Linz, sorry to hear what happened. It must have been a dreadful shock. You posted what happened as a warning to others, but you make no mention of reporting the incident to the authorities. Even if we didn't have a no naming policy on the forum, I don't see what one individual's actions have to do with their employer. The fact that you are pretty sure he was wearing a particular company's uniform would help the police no end as would handing over his shoes.

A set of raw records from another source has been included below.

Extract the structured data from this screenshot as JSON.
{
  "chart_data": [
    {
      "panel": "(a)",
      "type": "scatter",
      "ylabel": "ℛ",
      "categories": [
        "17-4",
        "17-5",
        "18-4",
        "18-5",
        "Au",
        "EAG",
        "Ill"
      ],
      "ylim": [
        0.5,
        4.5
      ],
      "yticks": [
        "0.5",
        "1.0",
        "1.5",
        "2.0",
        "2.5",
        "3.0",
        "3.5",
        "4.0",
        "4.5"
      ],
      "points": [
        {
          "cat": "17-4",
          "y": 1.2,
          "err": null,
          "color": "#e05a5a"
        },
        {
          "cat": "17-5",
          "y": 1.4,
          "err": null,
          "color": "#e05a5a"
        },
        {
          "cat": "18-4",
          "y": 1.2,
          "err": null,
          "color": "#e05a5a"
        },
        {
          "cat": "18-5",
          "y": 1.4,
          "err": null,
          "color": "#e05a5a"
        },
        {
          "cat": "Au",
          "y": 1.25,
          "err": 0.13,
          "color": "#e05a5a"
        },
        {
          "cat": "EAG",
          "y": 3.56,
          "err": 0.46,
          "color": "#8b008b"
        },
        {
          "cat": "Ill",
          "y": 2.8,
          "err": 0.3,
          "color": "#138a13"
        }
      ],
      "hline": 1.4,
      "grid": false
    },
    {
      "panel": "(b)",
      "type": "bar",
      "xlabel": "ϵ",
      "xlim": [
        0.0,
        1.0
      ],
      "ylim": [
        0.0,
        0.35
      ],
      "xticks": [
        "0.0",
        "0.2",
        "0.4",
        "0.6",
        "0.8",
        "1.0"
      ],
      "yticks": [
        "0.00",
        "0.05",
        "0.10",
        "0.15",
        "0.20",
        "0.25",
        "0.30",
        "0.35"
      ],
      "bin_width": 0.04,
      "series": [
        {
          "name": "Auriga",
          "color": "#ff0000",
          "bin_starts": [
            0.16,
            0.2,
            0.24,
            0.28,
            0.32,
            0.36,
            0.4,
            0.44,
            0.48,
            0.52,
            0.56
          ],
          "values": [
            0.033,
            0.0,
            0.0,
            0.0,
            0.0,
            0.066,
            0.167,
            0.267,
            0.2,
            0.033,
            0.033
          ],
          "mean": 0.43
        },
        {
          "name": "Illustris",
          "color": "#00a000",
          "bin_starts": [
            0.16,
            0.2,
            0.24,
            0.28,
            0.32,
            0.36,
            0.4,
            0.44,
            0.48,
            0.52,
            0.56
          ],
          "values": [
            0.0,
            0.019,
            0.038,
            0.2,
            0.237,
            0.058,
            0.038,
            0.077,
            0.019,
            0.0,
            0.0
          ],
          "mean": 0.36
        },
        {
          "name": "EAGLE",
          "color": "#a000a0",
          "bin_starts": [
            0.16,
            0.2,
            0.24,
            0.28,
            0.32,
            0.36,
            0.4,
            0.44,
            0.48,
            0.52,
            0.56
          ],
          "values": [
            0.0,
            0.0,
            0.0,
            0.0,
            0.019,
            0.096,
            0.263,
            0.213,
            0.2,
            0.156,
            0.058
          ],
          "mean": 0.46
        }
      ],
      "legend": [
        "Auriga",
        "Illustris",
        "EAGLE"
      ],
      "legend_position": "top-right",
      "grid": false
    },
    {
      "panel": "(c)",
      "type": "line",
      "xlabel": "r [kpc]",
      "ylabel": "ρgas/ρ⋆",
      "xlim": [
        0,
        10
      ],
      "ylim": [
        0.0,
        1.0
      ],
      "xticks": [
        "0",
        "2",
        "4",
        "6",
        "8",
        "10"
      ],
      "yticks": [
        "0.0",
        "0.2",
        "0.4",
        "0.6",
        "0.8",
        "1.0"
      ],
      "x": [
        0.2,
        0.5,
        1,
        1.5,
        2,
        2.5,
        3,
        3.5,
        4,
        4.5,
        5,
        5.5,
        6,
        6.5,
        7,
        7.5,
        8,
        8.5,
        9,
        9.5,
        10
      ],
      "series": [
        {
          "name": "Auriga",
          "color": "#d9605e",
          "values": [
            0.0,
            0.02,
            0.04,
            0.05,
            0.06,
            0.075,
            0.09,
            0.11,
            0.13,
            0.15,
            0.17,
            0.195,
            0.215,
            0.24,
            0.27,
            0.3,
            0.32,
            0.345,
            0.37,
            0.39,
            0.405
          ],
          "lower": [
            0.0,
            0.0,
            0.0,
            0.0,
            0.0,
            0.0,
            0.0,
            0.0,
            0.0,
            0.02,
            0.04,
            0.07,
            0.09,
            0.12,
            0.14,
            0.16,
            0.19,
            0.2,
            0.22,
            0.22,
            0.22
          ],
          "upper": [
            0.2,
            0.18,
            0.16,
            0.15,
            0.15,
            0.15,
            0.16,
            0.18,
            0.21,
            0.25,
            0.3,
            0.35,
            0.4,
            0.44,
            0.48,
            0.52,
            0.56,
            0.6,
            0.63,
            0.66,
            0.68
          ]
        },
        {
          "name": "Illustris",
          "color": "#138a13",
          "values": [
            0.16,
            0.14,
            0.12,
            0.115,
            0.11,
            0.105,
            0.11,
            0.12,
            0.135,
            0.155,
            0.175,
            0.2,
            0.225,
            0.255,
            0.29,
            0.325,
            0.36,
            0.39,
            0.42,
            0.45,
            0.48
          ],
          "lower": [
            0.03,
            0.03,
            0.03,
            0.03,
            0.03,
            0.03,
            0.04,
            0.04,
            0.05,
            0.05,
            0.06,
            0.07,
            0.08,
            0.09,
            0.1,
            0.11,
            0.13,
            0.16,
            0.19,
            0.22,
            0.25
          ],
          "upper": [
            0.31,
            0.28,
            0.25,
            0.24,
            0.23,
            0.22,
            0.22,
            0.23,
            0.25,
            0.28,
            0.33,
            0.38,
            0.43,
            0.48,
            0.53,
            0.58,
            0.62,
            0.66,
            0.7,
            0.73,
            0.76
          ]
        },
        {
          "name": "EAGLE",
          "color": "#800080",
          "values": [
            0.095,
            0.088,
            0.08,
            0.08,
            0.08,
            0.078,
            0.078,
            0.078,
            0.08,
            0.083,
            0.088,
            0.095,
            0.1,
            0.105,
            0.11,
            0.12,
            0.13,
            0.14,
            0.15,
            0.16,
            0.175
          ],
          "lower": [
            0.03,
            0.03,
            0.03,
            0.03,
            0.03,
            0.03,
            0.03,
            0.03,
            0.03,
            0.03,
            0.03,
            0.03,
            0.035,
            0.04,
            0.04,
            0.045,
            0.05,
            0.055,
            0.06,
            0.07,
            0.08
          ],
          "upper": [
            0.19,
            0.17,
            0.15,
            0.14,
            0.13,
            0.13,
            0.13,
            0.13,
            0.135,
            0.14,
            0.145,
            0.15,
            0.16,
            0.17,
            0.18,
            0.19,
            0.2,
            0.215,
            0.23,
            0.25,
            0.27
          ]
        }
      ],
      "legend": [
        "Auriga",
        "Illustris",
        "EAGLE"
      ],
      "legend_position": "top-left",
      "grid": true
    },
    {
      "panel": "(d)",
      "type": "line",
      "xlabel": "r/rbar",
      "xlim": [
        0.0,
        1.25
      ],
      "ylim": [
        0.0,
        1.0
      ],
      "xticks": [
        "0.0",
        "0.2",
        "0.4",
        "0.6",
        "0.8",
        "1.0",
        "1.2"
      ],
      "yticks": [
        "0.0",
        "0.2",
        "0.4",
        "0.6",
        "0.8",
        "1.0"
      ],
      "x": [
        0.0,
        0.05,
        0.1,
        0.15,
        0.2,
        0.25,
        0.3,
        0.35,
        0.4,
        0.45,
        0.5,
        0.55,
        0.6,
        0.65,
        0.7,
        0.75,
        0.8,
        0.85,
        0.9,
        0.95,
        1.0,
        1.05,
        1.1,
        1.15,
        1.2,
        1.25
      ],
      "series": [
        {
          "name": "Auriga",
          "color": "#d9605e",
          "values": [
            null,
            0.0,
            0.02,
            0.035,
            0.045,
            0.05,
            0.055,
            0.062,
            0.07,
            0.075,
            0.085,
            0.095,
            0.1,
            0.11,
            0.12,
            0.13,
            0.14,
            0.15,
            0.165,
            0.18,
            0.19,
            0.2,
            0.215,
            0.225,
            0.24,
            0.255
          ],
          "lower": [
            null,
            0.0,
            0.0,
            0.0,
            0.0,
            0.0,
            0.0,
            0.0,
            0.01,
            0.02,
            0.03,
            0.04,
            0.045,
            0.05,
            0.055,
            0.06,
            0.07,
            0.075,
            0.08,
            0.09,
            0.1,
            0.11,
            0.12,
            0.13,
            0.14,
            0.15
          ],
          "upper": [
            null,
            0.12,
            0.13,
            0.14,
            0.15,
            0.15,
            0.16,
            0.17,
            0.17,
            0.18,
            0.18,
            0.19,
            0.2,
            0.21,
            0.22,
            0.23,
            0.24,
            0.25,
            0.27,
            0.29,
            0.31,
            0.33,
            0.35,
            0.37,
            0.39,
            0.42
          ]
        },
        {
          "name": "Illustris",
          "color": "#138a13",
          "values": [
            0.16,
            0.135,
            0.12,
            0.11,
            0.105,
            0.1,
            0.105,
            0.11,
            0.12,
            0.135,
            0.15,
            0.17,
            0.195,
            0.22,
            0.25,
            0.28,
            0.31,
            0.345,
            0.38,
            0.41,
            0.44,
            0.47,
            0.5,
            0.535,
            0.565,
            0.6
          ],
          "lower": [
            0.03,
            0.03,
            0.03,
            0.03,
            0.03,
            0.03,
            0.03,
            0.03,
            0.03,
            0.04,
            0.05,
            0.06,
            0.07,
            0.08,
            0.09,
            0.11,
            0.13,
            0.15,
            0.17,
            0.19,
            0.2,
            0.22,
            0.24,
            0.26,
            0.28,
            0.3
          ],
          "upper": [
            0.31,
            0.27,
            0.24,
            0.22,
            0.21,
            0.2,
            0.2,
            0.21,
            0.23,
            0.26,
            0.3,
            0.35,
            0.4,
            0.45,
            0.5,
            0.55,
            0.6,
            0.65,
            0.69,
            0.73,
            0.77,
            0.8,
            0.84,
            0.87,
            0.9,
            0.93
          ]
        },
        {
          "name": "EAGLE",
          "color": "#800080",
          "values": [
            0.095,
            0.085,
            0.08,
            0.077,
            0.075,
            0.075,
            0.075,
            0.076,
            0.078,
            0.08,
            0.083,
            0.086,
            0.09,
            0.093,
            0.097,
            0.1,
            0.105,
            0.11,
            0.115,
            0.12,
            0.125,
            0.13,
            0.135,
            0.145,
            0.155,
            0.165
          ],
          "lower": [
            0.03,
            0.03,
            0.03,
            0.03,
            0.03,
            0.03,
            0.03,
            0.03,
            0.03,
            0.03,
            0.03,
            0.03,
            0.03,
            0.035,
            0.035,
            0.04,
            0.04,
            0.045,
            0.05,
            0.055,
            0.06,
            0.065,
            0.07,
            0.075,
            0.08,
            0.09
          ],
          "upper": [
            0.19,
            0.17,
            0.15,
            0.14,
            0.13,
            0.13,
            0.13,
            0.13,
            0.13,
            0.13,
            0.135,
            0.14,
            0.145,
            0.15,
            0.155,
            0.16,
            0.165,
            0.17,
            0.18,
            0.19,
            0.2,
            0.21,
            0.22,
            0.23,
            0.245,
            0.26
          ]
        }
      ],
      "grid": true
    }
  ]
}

Perhaps he wasn't successful breaking into your house but you may be able to prevent him getting away with something else.


----------



## Chocoholic (Oct 29, 2012)

Also make sure the security in the Ranches know what happened.


----------



## Linz (Feb 18, 2009)

thanks for all of your replies. i was logged out of my account so couldn't respond till now.
yes, of course police were called immediately and security too are aware. police were next to useless and we might as well never have called them. no one bothered to inform the local community either which surprised me. total lack of responsibility and quite frustrating. in meantime we've spread the word to neighbours and hopefully now, a lot of people will be aware.

regardless of the job situation in dubai and lack of well paid jobs for these guys, this situation should never drive a person to break into your home OR to COME UPSTAIRS in your home.


----------



## Chocoholic (Oct 29, 2012)

Break-ins and robberies reported in JVT and JVC recently.

Who was it who kept on about Dubai being safe?


----------



## uberkoen (Sep 12, 2013)

Chocoholic said:


> Break-ins and robberies reported in JVT and JVC recently.
> 
> Who was it who kept on about Dubai being safe?


Sports City as well recently.


----------



## Tackledummy (Jul 14, 2013)

uberkoen said:


> Sports City as well recently.


Ooh, hope they never try my apartment - i only have football practice twice a week, so could do with the extra hitting/tackling training. :bump2:

In all seriousness, this is quite worrying, hope no-one has been badly affected, and just remember to be extra vigilant with balconies, windows etc, don't rely on the fact that Dubai is 'safe'. And challenge everything!


----------



## uberkoen (Sep 12, 2013)

Tackledummy said:


> Ooh, hope they never try my apartment - i only have football practice twice a week, so could do with the extra hitting/tackling training. :bump2:
> 
> In all seriousness, this is quite worrying, hope no-one has been badly affected, and just remember to be extra vigilant with balconies, windows etc, don't rely on the fact that Dubai is 'safe'. And challenge everything!


Yeah apparently this building did not have any CCTV cameras. Some guy walked into an apartment while the tenants were out and stole a lot of jewelry.


----------